Under the Full Down Payment (FDP) scheme, an immediate payment of INR 50 lakh is required. With an 8% rebate, the net FDP amount is calculated as:
\[
\text{Amount paid under FDP} = 50 \, \text{lakh} - 8\% \times 50 \, \text{lakh} = 50 \, \text{lakh} - 4 \, \text{lakh} = 46 \, \text{lakh}
\]
The Deferred Payment Plan (DPP) involves payments spread over 3 years. These future payments will be discounted to their present value using a 10% annual discount rate.
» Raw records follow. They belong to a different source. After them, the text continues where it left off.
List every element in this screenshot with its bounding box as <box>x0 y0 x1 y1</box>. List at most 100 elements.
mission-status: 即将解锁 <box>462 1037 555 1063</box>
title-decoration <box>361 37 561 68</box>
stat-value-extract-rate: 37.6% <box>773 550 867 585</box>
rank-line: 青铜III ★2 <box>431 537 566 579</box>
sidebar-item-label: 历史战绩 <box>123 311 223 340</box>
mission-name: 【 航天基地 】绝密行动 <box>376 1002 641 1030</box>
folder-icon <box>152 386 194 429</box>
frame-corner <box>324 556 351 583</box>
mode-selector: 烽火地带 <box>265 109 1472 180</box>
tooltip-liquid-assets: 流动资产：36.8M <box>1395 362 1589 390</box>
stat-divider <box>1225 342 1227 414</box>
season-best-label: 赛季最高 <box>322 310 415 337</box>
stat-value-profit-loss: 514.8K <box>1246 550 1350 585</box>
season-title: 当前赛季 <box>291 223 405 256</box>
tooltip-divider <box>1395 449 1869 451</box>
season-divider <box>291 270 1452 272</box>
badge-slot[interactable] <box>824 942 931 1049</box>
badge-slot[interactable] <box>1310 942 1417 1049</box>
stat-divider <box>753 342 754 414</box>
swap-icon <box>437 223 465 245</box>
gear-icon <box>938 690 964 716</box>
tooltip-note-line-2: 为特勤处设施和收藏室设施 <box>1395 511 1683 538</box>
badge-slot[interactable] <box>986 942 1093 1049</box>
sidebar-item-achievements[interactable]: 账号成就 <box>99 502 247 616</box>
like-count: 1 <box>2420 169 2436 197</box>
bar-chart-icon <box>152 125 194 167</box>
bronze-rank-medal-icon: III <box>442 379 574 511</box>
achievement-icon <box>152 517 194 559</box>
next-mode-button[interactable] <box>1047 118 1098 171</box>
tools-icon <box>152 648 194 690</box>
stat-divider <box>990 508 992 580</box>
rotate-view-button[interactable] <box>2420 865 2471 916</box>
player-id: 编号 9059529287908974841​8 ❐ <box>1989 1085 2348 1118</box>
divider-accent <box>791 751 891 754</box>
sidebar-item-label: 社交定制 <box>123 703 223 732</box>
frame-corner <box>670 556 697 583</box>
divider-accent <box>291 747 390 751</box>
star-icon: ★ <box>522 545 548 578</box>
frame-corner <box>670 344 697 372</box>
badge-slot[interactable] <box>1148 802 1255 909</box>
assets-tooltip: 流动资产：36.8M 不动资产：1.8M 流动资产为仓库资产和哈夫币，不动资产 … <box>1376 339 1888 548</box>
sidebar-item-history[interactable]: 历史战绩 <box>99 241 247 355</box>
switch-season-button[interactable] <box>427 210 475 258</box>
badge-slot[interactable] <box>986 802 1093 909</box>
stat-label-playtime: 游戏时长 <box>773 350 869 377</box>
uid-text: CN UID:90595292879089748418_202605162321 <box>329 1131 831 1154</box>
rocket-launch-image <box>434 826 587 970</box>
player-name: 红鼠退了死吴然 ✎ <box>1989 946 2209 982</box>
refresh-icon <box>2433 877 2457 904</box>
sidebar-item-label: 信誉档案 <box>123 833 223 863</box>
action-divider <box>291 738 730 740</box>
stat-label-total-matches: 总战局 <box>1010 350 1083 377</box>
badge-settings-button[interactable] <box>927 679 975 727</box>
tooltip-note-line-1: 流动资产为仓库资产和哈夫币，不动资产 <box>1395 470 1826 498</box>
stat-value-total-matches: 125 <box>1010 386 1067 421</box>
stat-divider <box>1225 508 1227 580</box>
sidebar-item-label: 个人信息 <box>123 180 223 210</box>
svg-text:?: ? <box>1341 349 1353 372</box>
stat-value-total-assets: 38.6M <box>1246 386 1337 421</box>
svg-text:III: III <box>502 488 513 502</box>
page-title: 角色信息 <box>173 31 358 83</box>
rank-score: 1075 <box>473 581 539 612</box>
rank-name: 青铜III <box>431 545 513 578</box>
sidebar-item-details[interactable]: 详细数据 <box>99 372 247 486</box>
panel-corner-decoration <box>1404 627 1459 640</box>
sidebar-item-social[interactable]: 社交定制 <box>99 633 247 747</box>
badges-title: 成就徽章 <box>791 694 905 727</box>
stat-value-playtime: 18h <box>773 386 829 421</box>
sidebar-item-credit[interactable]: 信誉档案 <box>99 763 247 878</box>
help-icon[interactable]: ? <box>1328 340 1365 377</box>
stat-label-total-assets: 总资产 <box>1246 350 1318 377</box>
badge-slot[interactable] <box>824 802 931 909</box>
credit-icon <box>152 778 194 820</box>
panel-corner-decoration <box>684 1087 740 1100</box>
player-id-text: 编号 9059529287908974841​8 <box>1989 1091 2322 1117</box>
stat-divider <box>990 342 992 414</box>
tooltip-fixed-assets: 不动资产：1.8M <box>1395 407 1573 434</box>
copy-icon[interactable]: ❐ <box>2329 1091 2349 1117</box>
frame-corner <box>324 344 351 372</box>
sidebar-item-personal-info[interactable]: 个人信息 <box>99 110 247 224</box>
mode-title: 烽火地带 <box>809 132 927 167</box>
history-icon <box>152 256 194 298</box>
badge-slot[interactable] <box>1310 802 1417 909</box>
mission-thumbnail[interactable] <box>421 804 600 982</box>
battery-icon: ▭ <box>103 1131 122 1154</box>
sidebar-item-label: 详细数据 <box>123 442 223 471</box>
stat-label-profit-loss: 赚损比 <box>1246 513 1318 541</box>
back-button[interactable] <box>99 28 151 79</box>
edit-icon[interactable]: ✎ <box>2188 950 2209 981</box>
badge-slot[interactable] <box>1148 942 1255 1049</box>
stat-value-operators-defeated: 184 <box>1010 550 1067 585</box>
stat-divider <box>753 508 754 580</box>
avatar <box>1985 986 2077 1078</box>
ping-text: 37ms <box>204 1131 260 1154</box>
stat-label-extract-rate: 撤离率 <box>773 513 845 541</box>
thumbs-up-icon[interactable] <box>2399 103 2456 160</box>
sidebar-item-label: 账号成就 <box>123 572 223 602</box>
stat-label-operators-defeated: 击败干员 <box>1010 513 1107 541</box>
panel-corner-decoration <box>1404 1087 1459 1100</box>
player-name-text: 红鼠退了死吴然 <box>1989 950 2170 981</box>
Step 1: The booking payment of INR 10 lakh, made immediately, has a present value of:
\[
PV_{\text{Booking}} = 10 \, \text{lakh}
\]
Step 2: The payment of INR 15 lakh due after 1 year has a present value of:
\[
PV_{\text{Year 1}} = \frac{15 \, \text{lakh}}{(1 + 0.10)^1} = \frac{15}{1.1} = 13.64 \, \text{lakh}
\]
Step 3: The payment of INR 15 lakh due after 2 years has a present value of:
\[
PV_{\text{Year 2}} = \frac{15 \, \text{lakh}}{(1 + 0.10)^2} = \frac{15}{1.21} = 12.40 \, \text{lakh}
\]
Step 4: The payment of INR 10 lakh due after 3 years has a present value of:
\[
PV_{\text{Year 3}} = \frac{10 \, \text{lakh}}{(1 + 0.10)^3} = \frac{10}{1.331} = 7.52 \, \text{lakh}
\]
Step 5: The total present value of the DPP scheme is the sum of all individual present values:
\[
PV_{\text{DPP}} = 10 + 13.64 + 12.40 + 7.52 = 43.56 \, \text{lakh}
\]
Step 6: The customer's savings by choosing the DPP scheme over the FDP scheme are:
\[
\text{Savings} = 46 \, \text{lakh} - 43.56 \, \text{lakh} = 2.44 \, \text{lakh}
\]
Conclusion: Opting for the DPP scheme over the FDP scheme results in a customer saving of INR 2.44 lakh.